É lícita a demissão de funcionário pelo WhatsApp?

 

Ao tratarmos das questões de despedimento do empregado, é imprescindível que tenhamos em conta tratar-se de um ato que, para a legislação brasileira juslaboralista, importa em encerramento ou resolução do contrato de emprego. A despedida pode se dar sem “justa causa”, ou seja, sem uma motivação específica, sendo decorrente do poder diretivo do empregador. Ou, em outro caso, chamada de dispensa “por justa causa”, quando há a imputação ao empregado de ato disposto em qualquer um dos treze incisos e mais o parágrafo único do art. 482 da CLT.

A despeito de esforço doutrinário recente para que as despedidas sem justa causa estejam contornadas por “causas justas”, a teor do que constou em nosso ordenamento durante a vigência da Convenção 158 da OIT[2], é lícito ao empregador pôr fim ao contrato de emprego a qualquer momento, desnecessitando justificar integralmente a decisão[3].

Entretanto, o processo de despedida do empregado, embora não tenha procedimento integral inserto na legislação, deve atender a parâmetros mínimos, especialmente em relação à forma como se opera.

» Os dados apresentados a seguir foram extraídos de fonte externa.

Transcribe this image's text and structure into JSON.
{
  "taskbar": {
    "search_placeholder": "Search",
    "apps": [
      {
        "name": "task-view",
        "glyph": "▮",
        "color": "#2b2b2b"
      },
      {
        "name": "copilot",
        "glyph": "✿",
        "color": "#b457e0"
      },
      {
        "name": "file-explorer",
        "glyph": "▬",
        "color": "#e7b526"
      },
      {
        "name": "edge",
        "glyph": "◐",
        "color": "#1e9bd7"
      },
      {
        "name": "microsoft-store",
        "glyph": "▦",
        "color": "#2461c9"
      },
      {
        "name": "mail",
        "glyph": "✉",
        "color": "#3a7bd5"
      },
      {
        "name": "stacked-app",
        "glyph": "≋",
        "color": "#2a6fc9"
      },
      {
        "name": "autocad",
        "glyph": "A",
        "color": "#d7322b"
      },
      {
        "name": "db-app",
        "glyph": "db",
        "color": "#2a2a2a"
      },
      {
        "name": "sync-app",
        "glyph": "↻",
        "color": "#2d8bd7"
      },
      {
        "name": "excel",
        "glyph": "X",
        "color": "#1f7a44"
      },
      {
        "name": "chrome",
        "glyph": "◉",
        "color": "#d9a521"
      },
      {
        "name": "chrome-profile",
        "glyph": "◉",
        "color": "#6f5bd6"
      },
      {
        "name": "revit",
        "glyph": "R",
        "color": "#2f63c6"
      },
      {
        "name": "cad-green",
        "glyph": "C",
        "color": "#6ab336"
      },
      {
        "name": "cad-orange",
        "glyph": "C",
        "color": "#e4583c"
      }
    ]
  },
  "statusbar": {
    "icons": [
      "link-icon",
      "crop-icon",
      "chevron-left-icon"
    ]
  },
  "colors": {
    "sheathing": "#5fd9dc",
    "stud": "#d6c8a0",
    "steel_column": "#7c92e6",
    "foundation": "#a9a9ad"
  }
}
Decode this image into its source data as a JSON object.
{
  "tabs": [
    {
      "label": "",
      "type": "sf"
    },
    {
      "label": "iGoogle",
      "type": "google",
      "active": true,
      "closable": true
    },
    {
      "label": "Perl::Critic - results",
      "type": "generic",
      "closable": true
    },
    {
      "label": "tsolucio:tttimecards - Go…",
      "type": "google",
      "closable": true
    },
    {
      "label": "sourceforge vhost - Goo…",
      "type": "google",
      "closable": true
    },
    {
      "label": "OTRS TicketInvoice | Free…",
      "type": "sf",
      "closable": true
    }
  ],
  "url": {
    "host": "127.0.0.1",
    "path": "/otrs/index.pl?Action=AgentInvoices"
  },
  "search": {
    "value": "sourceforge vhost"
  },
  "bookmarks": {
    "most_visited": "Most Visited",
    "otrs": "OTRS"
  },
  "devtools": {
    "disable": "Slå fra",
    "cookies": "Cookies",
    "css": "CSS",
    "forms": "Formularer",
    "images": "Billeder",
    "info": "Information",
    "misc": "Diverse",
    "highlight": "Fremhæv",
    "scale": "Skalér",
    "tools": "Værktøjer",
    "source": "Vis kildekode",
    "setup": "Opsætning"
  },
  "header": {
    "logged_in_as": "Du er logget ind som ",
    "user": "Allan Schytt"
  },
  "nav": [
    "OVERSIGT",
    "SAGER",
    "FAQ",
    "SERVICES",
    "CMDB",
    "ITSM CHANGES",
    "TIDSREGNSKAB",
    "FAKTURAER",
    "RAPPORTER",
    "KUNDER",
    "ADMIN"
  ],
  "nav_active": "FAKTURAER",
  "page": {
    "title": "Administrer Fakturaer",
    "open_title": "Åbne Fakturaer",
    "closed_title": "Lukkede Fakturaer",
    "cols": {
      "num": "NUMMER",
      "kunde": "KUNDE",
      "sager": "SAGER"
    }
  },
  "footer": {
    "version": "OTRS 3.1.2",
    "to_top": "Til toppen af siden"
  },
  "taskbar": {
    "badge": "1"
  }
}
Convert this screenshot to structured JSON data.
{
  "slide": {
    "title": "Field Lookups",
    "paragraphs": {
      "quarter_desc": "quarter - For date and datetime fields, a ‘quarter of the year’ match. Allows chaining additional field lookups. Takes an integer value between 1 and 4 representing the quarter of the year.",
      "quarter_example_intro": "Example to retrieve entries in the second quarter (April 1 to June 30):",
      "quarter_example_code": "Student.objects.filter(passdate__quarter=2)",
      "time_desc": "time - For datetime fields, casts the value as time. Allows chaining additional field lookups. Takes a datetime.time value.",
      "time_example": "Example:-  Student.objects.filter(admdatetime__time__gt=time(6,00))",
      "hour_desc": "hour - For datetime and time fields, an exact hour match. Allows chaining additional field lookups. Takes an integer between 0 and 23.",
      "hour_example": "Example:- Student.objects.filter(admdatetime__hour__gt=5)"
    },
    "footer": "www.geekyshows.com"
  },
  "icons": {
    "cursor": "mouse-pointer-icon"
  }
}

Isso porque mesmo no ato do despedimento, ou seja, quando se romperá o vínculo de emprego, pode o empregador incorrer em violação ao direito de personalidade do empregado, ferindo o princípio da dignidade humana, que baliza as normativas brasileiras, se algumas situações forem verificadas.

Assim é que, por exemplo, a despedida discriminatória ou a solenidade de despedimento realizada de forma vexatória e humilhante podem configurar ofensa capaz de determinar eventual indenização por dano extrapatrimonial quando questionadas em Juízo.

Habitualmente, a despedida se dá com o chamamento do empregado ao setor de Recursos Humanos ou à sala de seu superior hierárquico, que o comunicará de seu desligamento do quadro de colaboradores da empresa, entregando-lhe vias do aviso prévio e das comunicações de praxe, como o agendamento do exame médico demissional e outras providências que estejam programadas pela empresa.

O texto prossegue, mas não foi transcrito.